In our study, we analyzed the disk displacement after asymmetric setback surgery using MR images and found no significant change of the disk position in the articular fossa after surgery. We also found no significant changes in the anterior or posterior joint space after surgery, which suggests there were no changes of condylar position in the articular fossa. Although there were slight increases in the anterior joint space and disk position angle after the surgery, likely because of the backward movement of the condyle, they were not significant.
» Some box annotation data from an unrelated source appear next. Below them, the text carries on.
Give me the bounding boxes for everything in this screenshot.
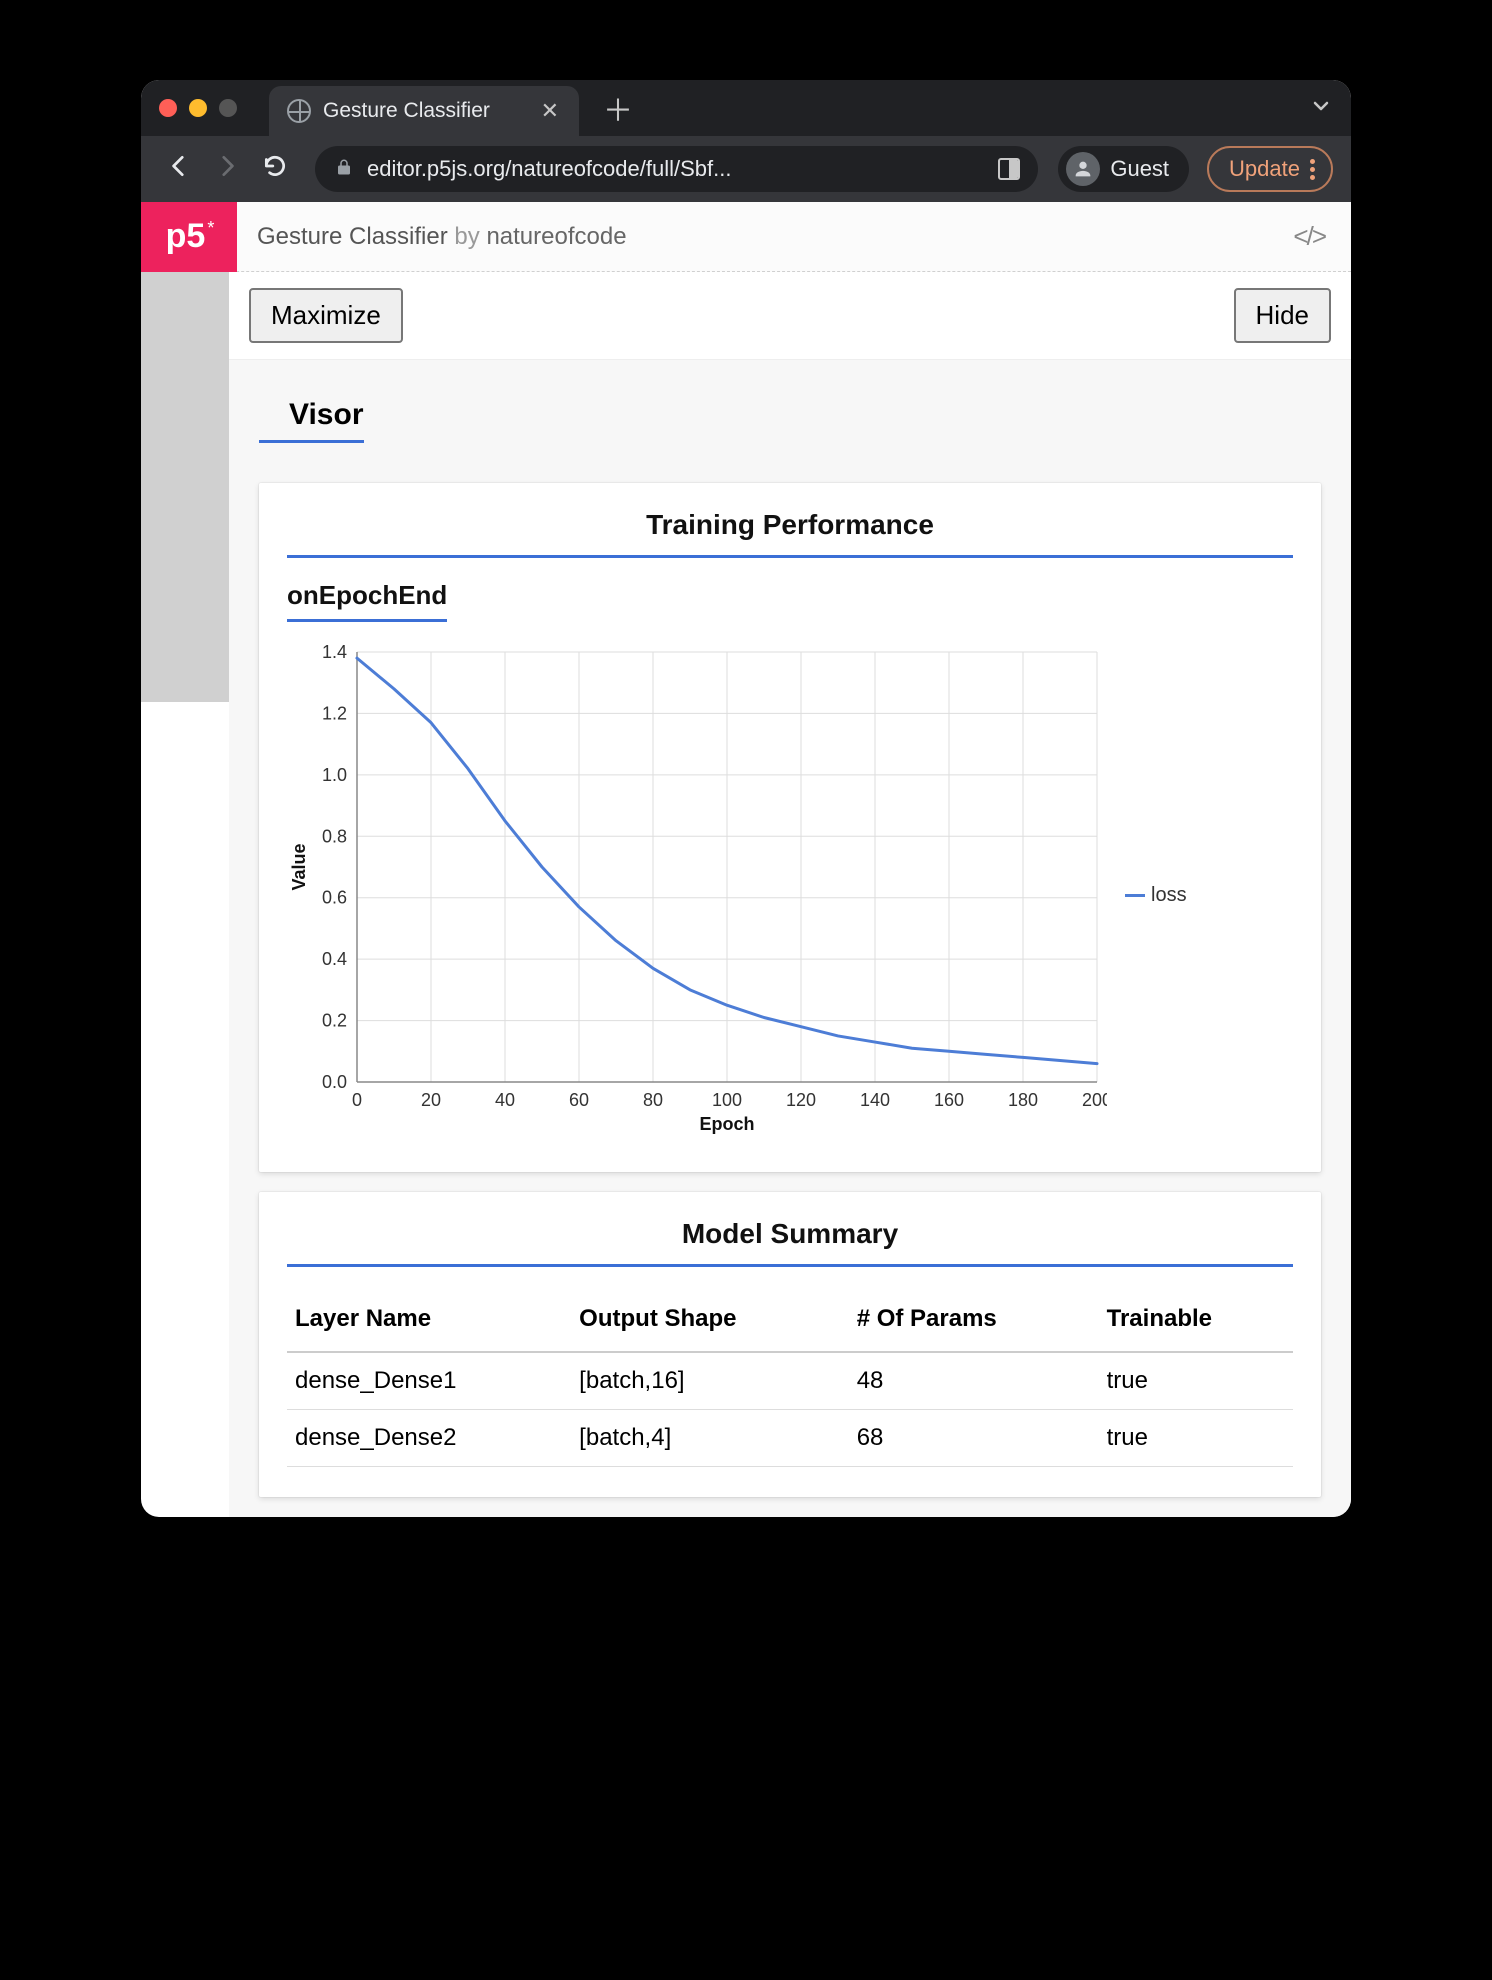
forward-button[interactable] — [207, 153, 247, 186]
legend-label: loss — [1151, 884, 1187, 907]
model-summary-card: Model Summary Layer NameOutput Shape# Of… — [259, 1192, 1321, 1497]
svg-text:180: 180 — [1008, 1090, 1038, 1110]
svg-text:20: 20 — [421, 1090, 441, 1110]
tabs-dropdown-icon[interactable] — [1309, 94, 1333, 123]
globe-icon — [287, 99, 311, 123]
avatar-icon — [1066, 152, 1100, 186]
content-row: Maximize Hide Visor Training Performance… — [141, 272, 1351, 1517]
lock-icon — [335, 158, 353, 181]
new-tab-button[interactable]: ＋ — [593, 86, 633, 130]
maximize-button[interactable]: Maximize — [249, 288, 403, 343]
update-label: Update — [1229, 156, 1300, 182]
svg-text:40: 40 — [495, 1090, 515, 1110]
svg-text:0.4: 0.4 — [322, 949, 347, 969]
by-label: by — [454, 223, 479, 250]
svg-text:0.2: 0.2 — [322, 1011, 347, 1031]
loss-chart: 0 20 40 60 80 100 120 140 160 180 200 0.0 0.2 0.4 0.6 0… — [287, 642, 1293, 1142]
browser-tab[interactable]: Gesture Classifier ✕ — [269, 86, 579, 136]
tab-strip: Gesture Classifier ✕ ＋ — [141, 80, 1351, 136]
table-header: Layer Name — [287, 1289, 571, 1352]
code-view-icon[interactable]: </> — [1293, 221, 1325, 252]
svg-text:60: 60 — [569, 1090, 589, 1110]
table-header: Output Shape — [571, 1289, 849, 1352]
legend-swatch-icon — [1125, 894, 1145, 897]
sketch-author[interactable]: natureofcode — [486, 223, 626, 250]
address-bar[interactable]: editor.p5js.org/natureofcode/full/Sbf... — [315, 146, 1038, 192]
table-cell: true — [1099, 1352, 1293, 1410]
browser-window: Gesture Classifier ✕ ＋ editor.p5j — [141, 80, 1351, 1517]
p5-header: p5* Gesture Classifier by natureofcode <… — [141, 202, 1351, 272]
url-text: editor.p5js.org/natureofcode/full/Sbf... — [367, 156, 731, 182]
p5-logo-star: * — [207, 218, 214, 239]
sketch-canvas[interactable] — [141, 272, 229, 702]
table-cell: 68 — [849, 1410, 1099, 1467]
svg-text:1.4: 1.4 — [322, 642, 347, 662]
table-header: # Of Params — [849, 1289, 1099, 1352]
hide-button[interactable]: Hide — [1234, 288, 1331, 343]
svg-text:1.0: 1.0 — [322, 765, 347, 785]
svg-text:120: 120 — [786, 1090, 816, 1110]
table-cell: dense_Dense1 — [287, 1352, 571, 1410]
card-title: Training Performance — [287, 509, 1293, 558]
svg-text:100: 100 — [712, 1090, 742, 1110]
window-controls — [159, 99, 237, 117]
sketch-title: Gesture Classifier — [257, 223, 448, 250]
table-row: dense_Dense2[batch,4]68true — [287, 1410, 1293, 1467]
table-cell: dense_Dense2 — [287, 1410, 571, 1467]
reload-button[interactable] — [255, 153, 295, 186]
minimize-window-icon[interactable] — [189, 99, 207, 117]
back-button[interactable] — [159, 153, 199, 186]
svg-text:1.2: 1.2 — [322, 703, 347, 723]
profile-chip[interactable]: Guest — [1058, 146, 1189, 192]
tab-title: Gesture Classifier — [323, 99, 490, 123]
table-cell: [batch,4] — [571, 1410, 849, 1467]
table-cell: true — [1099, 1410, 1293, 1467]
chart-svg: 0 20 40 60 80 100 120 140 160 180 200 0.0 0.2 0.4 0.6 0… — [287, 642, 1107, 1142]
fullscreen-window-icon[interactable] — [219, 99, 237, 117]
update-button[interactable]: Update — [1207, 146, 1333, 192]
sketch-info: Gesture Classifier by natureofcode — [237, 223, 627, 251]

Few studies have examined the influence of mandibular setback on the TMJ postoperatively. Alterations in condylar position by such surgery can lead to an early relapse, and patients may develop signs and symptoms of temporomandibular disorders.13 Another report stated that the position of the condyle is influenced by the position of the patient during the operation, fixation method, surgical technique, and bony interference between the proximal and distal segments.14 Increased setback can cause a more backward rotation of the condyle, whereas rigid fixation with screws tends to eliminate the gaps between the proximal and distal segments, which can cause internal rotation of the condylar head.11

To prevent postoperative temporomandibular disorders, several positioning devices have been proposed and applied. Intraoperative fixing of the condylar process in the center of the articular fossa with an interpositional splint and titanium miniplates prevented postoperative structural changes in the TMJ.15 Other surgical techniques include asymmetric setback by intraoral vertical ramus osteotomy on the deviated side during axial movement of the proximal segment and by sagittal split ramus osteotomy on the nondeviated side by sliding the distal segment. However, in case of symmetric mandibular setback or advancement, use of a positioning device does not provide a better functional outcome, and manual positioning results in equally acceptable TMJ function.13 A variety of transmission errors can occur from recording centric relation to the intraoperative fixation of the fragments. In our department, we do not use positioning devices but simply maintain the preoperative distance between the anterior margin of the mandibular ramus and the upper canine bracket on each side to keep the preoperative relationship of the condylar to the fossa. Baek et al11 reported that the condylar process did not change its original position in the fossa after asymmetric setback. Our study supported those results and showed that manual positioning of the proximal segment intraoperatively at least maintains the relationship between the disk and the fossa and does not lead to any significant signs or symptoms in the TMJ after the mandibular setback regardless of symmetry or asymmetry. These changes in disk position may be within the range of adaptability for patients. Condylar displacement and changes of muscle tone led to bony apposition of postsuperior areas of the condyle and the temporomandibular fossa,16 which suggests that some bony remodeling of the TMJ fossa occurs after surgery.

CONCLUSION

• There was no significant change in disk position after differential setback of the mandible. Furthermore, BSSO is effective for preventing the displacement of the disk and condyle during asymmetric setback.